Andreas Brehme, Weltmeister von 1990 in Italien, ist an diesem Dienstag im Alter von 63 Jahren an einem Herzinfarkt gestorben.

Foto: DFB

Der deutsche Fußballspieler Andreas Brehme, der im WM-Finale 1990 in Italien per Elfmeter den Siegtreffer gegen Argentinien erzielte (1:0), ist am Dienstagmorgen im Alter von 63 Jahren gestorben, wie sein ehemaliger Verein Bayern München mitteilte.

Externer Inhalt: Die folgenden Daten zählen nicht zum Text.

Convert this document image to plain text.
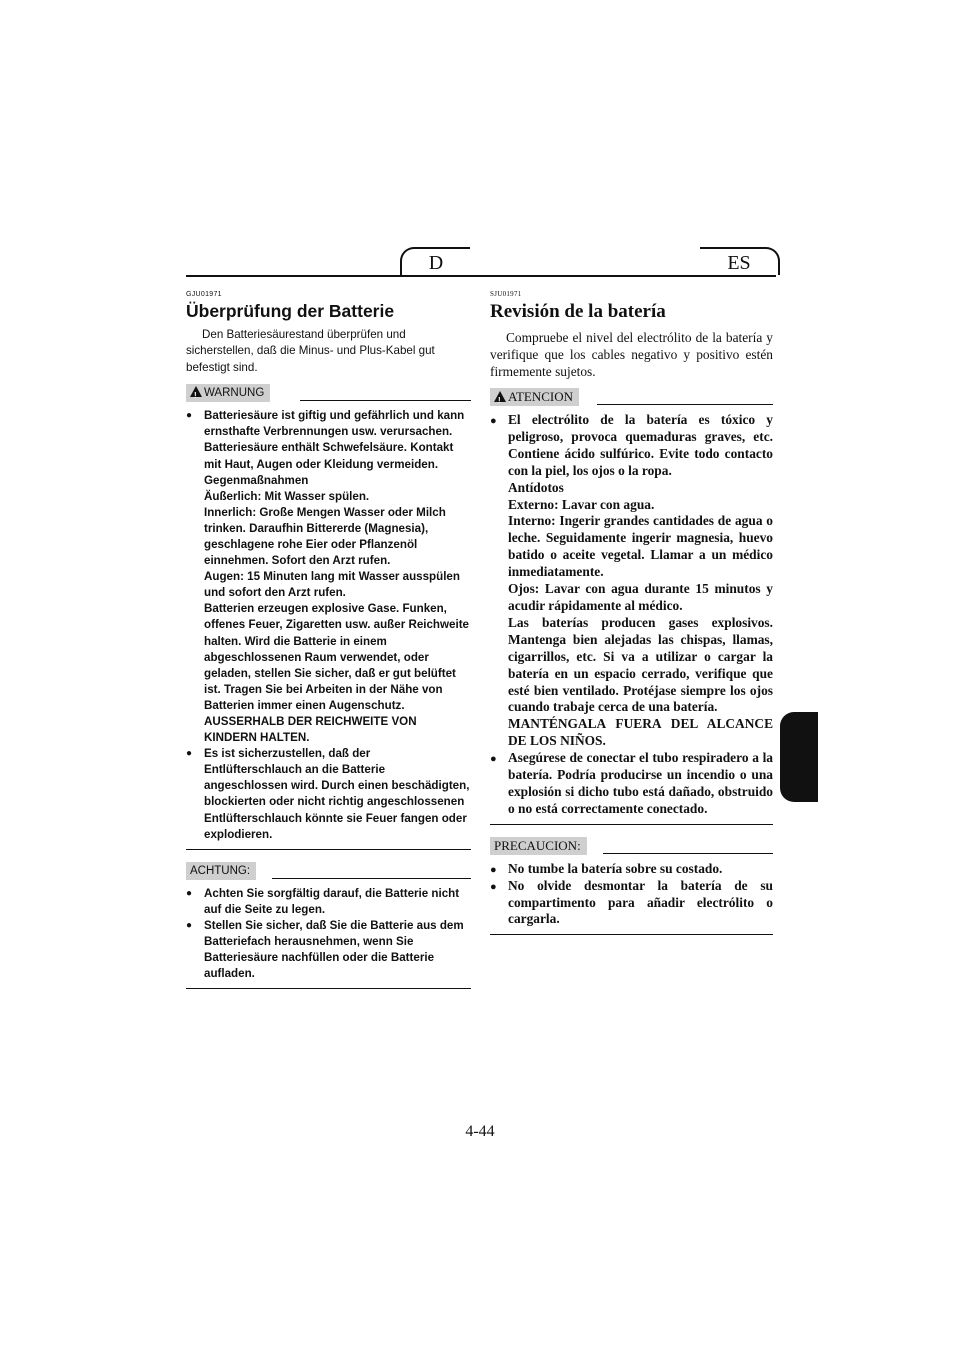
D	ES

GJU01971

Überprüfung der Batterie

Den Batteriesäurestand überprüfen und sicherstellen, daß die Minus- und Plus-Kabel gut befestigt sind.

!WARNUNG
● Batteriesäure ist giftig und gefährlich und kann ernsthafte Verbrennungen usw. verursachen. Batteriesäure enthält Schwefelsäure. Kontakt mit Haut, Augen oder Kleidung vermeiden.
Gegenmaßnahmen
Äußerlich: Mit Wasser spülen.
Innerlich: Große Mengen Wasser oder Milch trinken. Daraufhin Bittererde (Magnesia), geschlagene rohe Eier oder Pflanzenöl einnehmen. Sofort den Arzt rufen.
Augen: 15 Minuten lang mit Wasser ausspülen und sofort den Arzt rufen.
Batterien erzeugen explosive Gase. Funken, offenes Feuer, Zigaretten usw. außer Reichweite halten. Wird die Batterie in einem abgeschlossenen Raum verwendet, oder geladen, stellen Sie sicher, daß er gut belüftet ist. Tragen Sie bei Arbeiten in der Nähe von Batterien immer einen Augenschutz.
AUSSERHALB DER REICHWEITE VON KINDERN HALTEN.
● Es ist sicherzustellen, daß der Entlüfterschlauch an die Batterie angeschlossen wird. Durch einen beschädigten, blockierten oder nicht richtig angeschlossenen Entlüfterschlauch könnte sie Feuer fangen oder explodieren.
ACHTUNG:
● Achten Sie sorgfältig darauf, die Batterie nicht auf die Seite zu legen.
● Stellen Sie sicher, daß Sie die Batterie aus dem Batteriefach herausnehmen, wenn Sie Batteriesäure nachfüllen oder die Batterie aufladen.

SJU01971

Revisión de la batería

Compruebe el nivel del electrólito de la batería y verifique que los cables negativo y positivo estén firmemente sujetos.

!ATENCION
● El electrólito de la batería es tóxico y peligroso, provoca quemaduras graves, etc. Contiene ácido sulfúrico. Evite todo contacto con la piel, los ojos o la ropa.
Antídotos
Externo: Lavar con agua.
Interno: Ingerir grandes cantidades de agua o leche. Seguidamente ingerir magnesia, huevo batido o aceite vegetal. Llamar a un médico inmediatamente.
Ojos: Lavar con agua durante 15 minutos y acudir rápidamente al médico.
Las baterías producen gases explosivos. Mantenga bien alejadas las chispas, llamas, cigarrillos, etc. Si va a utilizar o cargar la batería en un espacio cerrado, verifique que esté bien ventilado. Protéjase siempre los ojos cuando trabaje cerca de una batería.
MANTÉNGALA FUERA DEL ALCANCE DE LOS NIÑOS.
● Asegúrese de conectar el tubo respiradero a la batería. Podría producirse un incendio o una explosión si dicho tubo está dañado, obstruido o no está correctamente conectado.
PRECAUCION:
● No tumbe la batería sobre su costado.
● No olvide desmontar la batería de su compartimento para añadir electrólito o cargarla.
4-44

„Der FC Bayern ist zutiefst bestürzt über den plötzlichen Tod von Andreas Brehme“, heißt es in einer Mitteilung des Vereins. Zur Todesursache machte der Verein keine Angaben. Die deutsche Presse berichtete, der berühmte Ex-Spieler sei am Dienstagmorgen in München an einem Herzinfarkt gestorben.

„Wir werden Andreas Brehme immer in unseren Herzen tragen. Als Weltmeister und als eine ganz besondere Figur“, fügte der bayerische Verein hinzu, bei dem Brehme Mitte der 1980er-Jahre zwei Saisons spielte (1986–1988).

Brehme ging in die deutsche Fußballgeschichte ein, indem er am 8. Juli 1990 im Olympiastadion in Rom das einzige Tor im WM-Finale gegen Maradonas Argentinien erzielte. Zwischen 1986 und 1994 bestritt er 86 Spiele für die deutsche Nationalmannschaft.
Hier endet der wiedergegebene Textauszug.